Bitch, Tie Your Shoes–

If rough language offends you, you may wish to avoid this piece.

“Fuckin’ Bitch, take off your sunglasses.” The verbal attack startled Sherry (who prefers to use only her first name.) She had to go to the Humboldt CO. Courthouse in Eureka about a property tax issue but, before she could get to the door, she was screamed at by a member of the Occupy Eureka group.  “I didn’t go there looking for confrontation,” she says, but confrontation found her.

As Sherry, a lovely 55 year old slightly built woman had approached the Courthouse earlier yesterday, she had to walk through a group of the Occupiers.  She says she wasn’t really paying attention to them when she was blocked from entering the building by a man who began yelling at her. He screamed, “”Fuckin’ Bitch, take off your sunglasses” and “Fuckin’ Bitch, tie your shoes.”  (Oddly, she was actually wearing slipons.) Then he stepped forward and blocked her path with both his arms outstretched.

Frightened and shaking but refusing to be cowed, this slender woman yelled back at him, “Get the Fuck out of my way.”  Somehow she managed to get around him and inside to the relative safety of security officers and other people. But the sense of safety was temporary. According to Sherry, “The gal in the Administrative office teared up as we talked about it…she was scared…this [same]nut case had been in their office yesterday.” The whole courthouse, she says, is in disarray. “There are signs out front of the Courthouse saying ‘Fuck the Sherriff’ and chalk drawings saying that and more.”

Sherry made her way to the Board of Supervisors’ office.  At their request, she ended up talking to a deputy sheriff, Don Young, and to County Supervisor Jimmy Smith.   Sherry said, “Sheriff Young told me had…my husband called, that he would have advised [him] not to let me come alone to the Courthouse.” 

This shocked her and made her mad. She says, “I asked Jimmy Smith, ‘is this County in total anarchy…and he said, ‘Yes.'”

Sherry and her husband, my cousin, own a local business. They are both natives, business people, and folk who look out for the people around them. They aren’t supporters of the Occupy movement but, Sherry explains, “I don’t care about anybody expressing their opinions but I have a right not to be harassed.”
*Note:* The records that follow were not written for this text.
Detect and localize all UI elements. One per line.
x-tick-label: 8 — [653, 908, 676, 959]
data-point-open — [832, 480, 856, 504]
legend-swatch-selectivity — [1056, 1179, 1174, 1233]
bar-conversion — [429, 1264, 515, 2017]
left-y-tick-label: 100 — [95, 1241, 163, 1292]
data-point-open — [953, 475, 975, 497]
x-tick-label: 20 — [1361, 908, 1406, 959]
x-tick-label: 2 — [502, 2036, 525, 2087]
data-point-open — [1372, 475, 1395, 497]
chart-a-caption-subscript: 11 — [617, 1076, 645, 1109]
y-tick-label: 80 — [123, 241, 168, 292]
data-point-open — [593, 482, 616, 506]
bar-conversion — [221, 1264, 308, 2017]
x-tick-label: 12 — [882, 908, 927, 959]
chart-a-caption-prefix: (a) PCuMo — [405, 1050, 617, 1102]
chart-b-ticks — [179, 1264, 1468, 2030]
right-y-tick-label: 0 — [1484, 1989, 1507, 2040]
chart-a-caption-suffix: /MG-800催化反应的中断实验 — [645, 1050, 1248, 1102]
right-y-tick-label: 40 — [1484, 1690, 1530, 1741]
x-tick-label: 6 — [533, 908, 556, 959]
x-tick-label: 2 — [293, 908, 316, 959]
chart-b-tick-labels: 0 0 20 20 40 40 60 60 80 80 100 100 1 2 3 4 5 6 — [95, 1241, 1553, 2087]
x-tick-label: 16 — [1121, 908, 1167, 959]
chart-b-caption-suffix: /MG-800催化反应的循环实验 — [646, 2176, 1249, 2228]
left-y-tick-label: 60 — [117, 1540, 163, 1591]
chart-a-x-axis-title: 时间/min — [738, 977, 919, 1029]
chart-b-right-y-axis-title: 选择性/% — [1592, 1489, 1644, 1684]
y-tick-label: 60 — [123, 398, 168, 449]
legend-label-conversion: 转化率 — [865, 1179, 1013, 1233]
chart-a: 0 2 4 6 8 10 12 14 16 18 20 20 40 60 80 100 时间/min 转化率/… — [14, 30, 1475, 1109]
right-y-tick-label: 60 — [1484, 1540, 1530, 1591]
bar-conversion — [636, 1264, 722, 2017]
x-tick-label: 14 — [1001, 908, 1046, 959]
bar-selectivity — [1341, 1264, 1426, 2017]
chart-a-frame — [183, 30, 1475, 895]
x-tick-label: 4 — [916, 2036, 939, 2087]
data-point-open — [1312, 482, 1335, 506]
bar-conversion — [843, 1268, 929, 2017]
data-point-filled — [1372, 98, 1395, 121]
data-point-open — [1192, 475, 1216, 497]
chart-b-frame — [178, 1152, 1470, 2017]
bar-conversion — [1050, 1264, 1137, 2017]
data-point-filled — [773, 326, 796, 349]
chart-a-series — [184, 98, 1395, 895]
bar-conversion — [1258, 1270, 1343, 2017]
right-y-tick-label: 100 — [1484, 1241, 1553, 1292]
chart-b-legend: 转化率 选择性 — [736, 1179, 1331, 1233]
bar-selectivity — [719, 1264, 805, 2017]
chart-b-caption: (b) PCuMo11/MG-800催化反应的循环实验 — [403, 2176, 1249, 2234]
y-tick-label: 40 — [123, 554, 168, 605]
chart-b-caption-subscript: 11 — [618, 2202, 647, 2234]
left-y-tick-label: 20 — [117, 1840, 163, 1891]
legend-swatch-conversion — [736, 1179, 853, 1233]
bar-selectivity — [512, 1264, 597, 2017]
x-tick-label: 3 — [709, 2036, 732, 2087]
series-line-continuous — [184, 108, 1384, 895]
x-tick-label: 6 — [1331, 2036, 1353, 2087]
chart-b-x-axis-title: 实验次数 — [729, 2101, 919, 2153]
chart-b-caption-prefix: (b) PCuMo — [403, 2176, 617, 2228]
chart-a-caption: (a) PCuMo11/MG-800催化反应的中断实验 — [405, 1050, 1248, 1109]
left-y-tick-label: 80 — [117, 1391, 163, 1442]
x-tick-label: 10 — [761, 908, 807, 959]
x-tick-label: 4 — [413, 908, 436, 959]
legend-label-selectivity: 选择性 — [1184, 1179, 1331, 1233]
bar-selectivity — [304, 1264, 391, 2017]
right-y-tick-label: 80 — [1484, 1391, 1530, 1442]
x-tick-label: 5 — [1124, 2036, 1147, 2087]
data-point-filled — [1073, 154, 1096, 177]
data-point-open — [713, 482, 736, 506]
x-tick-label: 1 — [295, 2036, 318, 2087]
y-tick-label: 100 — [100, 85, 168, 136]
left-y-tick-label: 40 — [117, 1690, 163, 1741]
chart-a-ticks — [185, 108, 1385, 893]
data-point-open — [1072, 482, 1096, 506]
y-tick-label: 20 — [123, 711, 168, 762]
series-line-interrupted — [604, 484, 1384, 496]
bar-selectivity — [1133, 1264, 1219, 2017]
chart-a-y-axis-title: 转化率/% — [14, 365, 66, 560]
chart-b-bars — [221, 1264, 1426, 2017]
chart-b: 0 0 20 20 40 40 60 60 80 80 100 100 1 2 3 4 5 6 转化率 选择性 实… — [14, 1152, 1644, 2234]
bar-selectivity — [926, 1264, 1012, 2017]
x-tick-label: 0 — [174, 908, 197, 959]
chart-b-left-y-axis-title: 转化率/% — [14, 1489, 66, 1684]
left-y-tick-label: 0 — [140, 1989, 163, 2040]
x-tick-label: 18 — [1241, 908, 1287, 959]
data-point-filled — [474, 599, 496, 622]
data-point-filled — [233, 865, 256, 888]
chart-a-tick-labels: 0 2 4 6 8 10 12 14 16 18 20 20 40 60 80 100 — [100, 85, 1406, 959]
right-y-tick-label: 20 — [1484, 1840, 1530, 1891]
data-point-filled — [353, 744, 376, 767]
Sheriff Mike Downey, when speaking of the encounter Sherry had yesterday, said, “This is not Occupy.  This is a combination of the homeless, mentally ill and extreme activists…I’m a big proponent of free speech and freedom to assemble…Many people sympathize with the Occupy movement but the signs up now don’t speak of corporate greed….The signage is very vulgar.” 

Felix Omai, a Southern Humboldt woman arrested last fall after putting a sign on the 101 overpass in Garberville says, “…homelessness and the pitiful state of affairs r.e. mental illness are the most obvious places where the rubber meets the road in Humboldt County. It may make [Occupy] look ragged (and if you actually visit the ‘occupy’ you will find an equal number of ‘straight’ – clean, housed and employed – persons there at almost all times) but what can they do, but embrace these, the ‘least’ of us?”

Is that the choice we have as a society?  Must we accept the aberrant and sometimes threatening behavior of a few? Are verbal attacks on innocent bystanders the price of free speech? Mental illness and the odd and sometimes threatening behavior that can accompany it can be frightening.  If the Occupy movement has done nothing else, it has brought folk like this man out of the shadows and into our faces. This is not always a bad thing.  Most of us want to avoid the unpleasant reality of mental illness we don’t know how to address. Maybe we need to face those people that society fails to help.  Nonetheless, I think we all agree we have a right not to be afraid to walk into our own Courthouse.

In a novel, this man would stand for a larger idea–for the mentally ill, the displaced.  And, Sherry would stand for a society that needs to deal with its loose ends.  But this isn’t a novel and Sherry is a kind woman who could have been hurt through no fault of her own. “How are people supposed to come back next month to pay their property taxes,” asks Sherry bewildered by a world in which people who work hard and play by the rules are expected to endure verbal assaults from men that appear crazy enough to escalate words into blows.

Meanwhile, county staff is researching an ordinance to try and define the proper use of public property for protests. What the ordinance protects will define who we as a society become.  Will we find a way to balance freedom with safety? And how will the ordinance deal with aberrant behavior that seems to fall outside of the bounds of free speech?  Most of us identify with Sherry but, the lost souls that walk our streets need some sort of help,  if only because failing to help them leaves us at risk of being injured by them.

Back at the Courthouse as we mull our options, hardworking people have to run a sometimes frightening gauntlet to conduct their necessary business. As Jimmy Smith escorted Sherry out to her car, the man yelled at her again, “Bitch, tie your shoes.” Unlike Sherry, our county needs to tie up some loose ends.  We’ve got some hard decisions to make.